The speech at AEI was Trumpian in some of the tactics it employed. The performance should cement the ambitious Haley’s place on Trump’s short list of candidates to become secretary of state once Rex Tillerson’s unhappy and probably short tenure in the job ends. The speech also used more twisted versions of familiar rhetorical twists that have been heard before from diehard opponents of the JCPOA.

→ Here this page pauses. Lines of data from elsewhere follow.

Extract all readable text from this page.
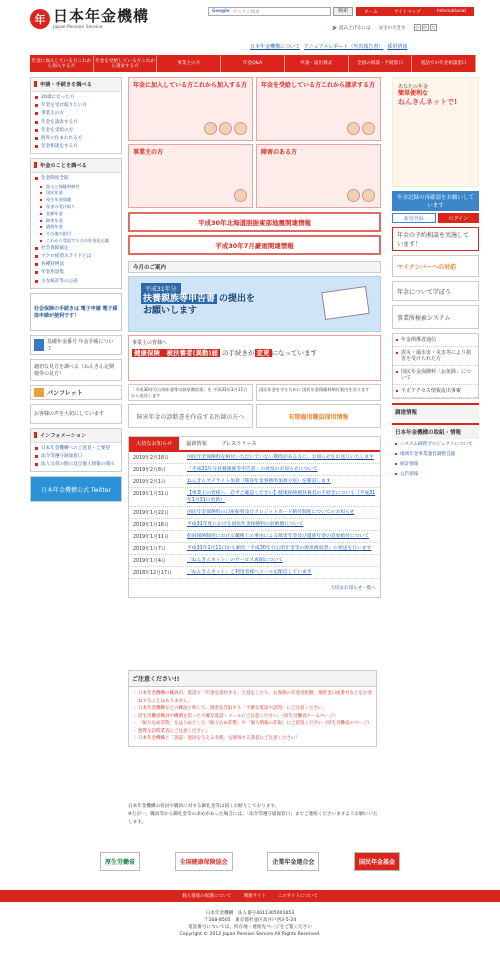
年 日本年金機構
Japan Pension Service
Google カスタム検索	検索	ホーム	サイトマップ	International
🔊 読み上げるには 文字の大きさ	小	中	大
日本年金機構について アニュアルレポート（年次報告書） 採用情報
年金に加入している方これから加入する方
年金を受給している方これから請求する方	事業主の方	年金Q&A	申請・届出様式	全国の相談・手続窓口	電話での年金相談窓口
申請・手続きを調べる
20歳になった方
年金を受け取りたい方
事業主の方
年金を請求する方
年金を受給の方
海外に住まわれる方
年金相談をする方
年金のことを調べる
年金制度全般
加入と保険料納付
国民年金
厚生年金保険
年金の受け取り
老齢年金
障害年金
遺族年金
その他の給付
これから受給する方の年金見込額
社会保障協定
マクロ経済スライドとは
各種特例法
年金用語集
主な統計等の公表
社会保険の手続きは 電子申請 電子媒体申請が便利です！
基礎年金番号 年金手帳について
適切な見方を調べる（ねんきん定期便等の見方）
パンフレット
お客様の声を大切にしています
インフォメーション
日本年金機構へのご意見・ご要望
法令等遵守通報窓口
法人文書の開示及び個人情報の開示
日本年金機構公式 Twitter
年金に加入している方これから加入する方 年金を受給している方これから請求する方
事業主の方	障害のある方
平成30年北海道胆振東部地震関連情報
平成30年7月豪雨関連情報
今月のご案内
平成31年分
扶養親族等申告書 の提出を
お願いします
事業主の皆様へ
健康保険　被扶養者(異動)届 の手続きが 変更 になっています
「平成30年分公的年金等の源泉徴収票」を 平成31年1月11日から発送します
国民年金を守るために 国民年金保険料納付案内を送ります
障害年金の診断書を作成する医師の方へ	有期雇用職員採用情報
大切なお知らせ	最新情報	プレスリリース
2019年2月18日	国民年金保険料を納付いただいていない期間がある方に、お知らせをお送りいたします
2019年2月8日	「平成31年分扶養親族等申告書」の再度のお知らせについて
2019年2月1日	ねんきんサテライト加須（熊谷年金事務所加須分室）を開設します
2019年1月31日	【事業主の皆様へ　必ずご確認ください】健康保険被扶養者の手続きについて（平成31年1月31日更新）
2019年1月22日	国民年金保険料の口座振替及びクレジットカード納付制度についてのお知らせ
2019年1月18日	平成31年度における国民年金保険料の前納額について
2019年1月11日	船員保険制度における職務上の事由による障害年金及び遺族年金の追加給付について
2019年1月7日	平成31年1月11日から順次「平成30年分公的年金等の源泉徴収票」の発送を行います
2019年1月4日	「ねんきんネット」のサービス再開について
2018年12月17日	「ねんきんネット」ご利用者様へメールを配信しています
大切なお知らせ一覧へ
あなたの年金
簡単便利な
ねんきんネットで!
年金記録の再確認をお願いしています
新規登録	ログイン
年金の予約相談を実施しています！
マイナンバーへの対応
年金について学ぼう
事業所検索システム
年金関係者通信
震災・風水害・災害等により損害を受けられた方
国民年金保険料「お免除」について
不正アクセス情報流出事案
調達情報
日本年金機構の取組・情報
システム刷新プロジェクトについて
地域年金事業運営調整会議
統計情報
公告情報
ご注意ください!!
・ 日本年金機構の職員が、電話で「年金を還付する」と話をしたり、お客様の年金受給額、預貯金口座番号などをお尋ねすることはありません。
・ 日本年金機構などの職員と称して、現金を詐取する「不審な電話や訪問」にご注意ください。
・ 厚生労働省職員や機関を装った不審な電話・メールにご注意ください。（厚生労働省ホームページ）
・ 「振り込め詐欺」をはじめとした「振り込め詐欺」や「個人情報の詐取」にご留意ください（厚生労働省のページ）
・ 悪質な訪問業者にご注意ください。
・ 日本年金機構と「誤認・混同を与える名称」を使用する業者にご注意ください！
日本年金機構の役員や職員に対する御礼金等は固くお断りしております。
※万が一、職員等から御礼金等の求めがあった場合には、「法令等遵守通報窓口」までご連絡くださいますようお願いいたします。
厚生労働省	全国健康保険協会	企業年金連合会	国民年金基金
個人情報の保護について	関連サイト	このサイトについて
日本年金機構　法人番号4011305001653
〒168-8505　東京都杉並区高井戸西3-5-24
電話番号については、所在地・連絡先ページをご覧ください
Copyright © 2012 Japan Pension Service All Rights Reserved.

One familiar Trumpian tactic is blatant lying. Haley lied when she said that the JCPOA “gave Iran what it wanted up-front, in exchange for temporary promises to deliver what we want.” The truth is that Iran had to fulfill most of its obligations first—including disposing of excess enriched uranium, disassembling enrichment cascades, gutting its heavy water reactor, and much else—before the agreement was fully implemented and Iran got even a whiff of additional sanctions relief. There is no correspondence between reality and Haley’s assertion that the agreement was a great deal for Iran but “what we get from the deal is much less clear.” What we get is a cementing closed (even literally, in the case of the disabling of a reactor that otherwise could have produced plutonium) of all possible pathways to an Iranian nuclear weapon. This isn’t just a promise; this is major, material, already implemented change.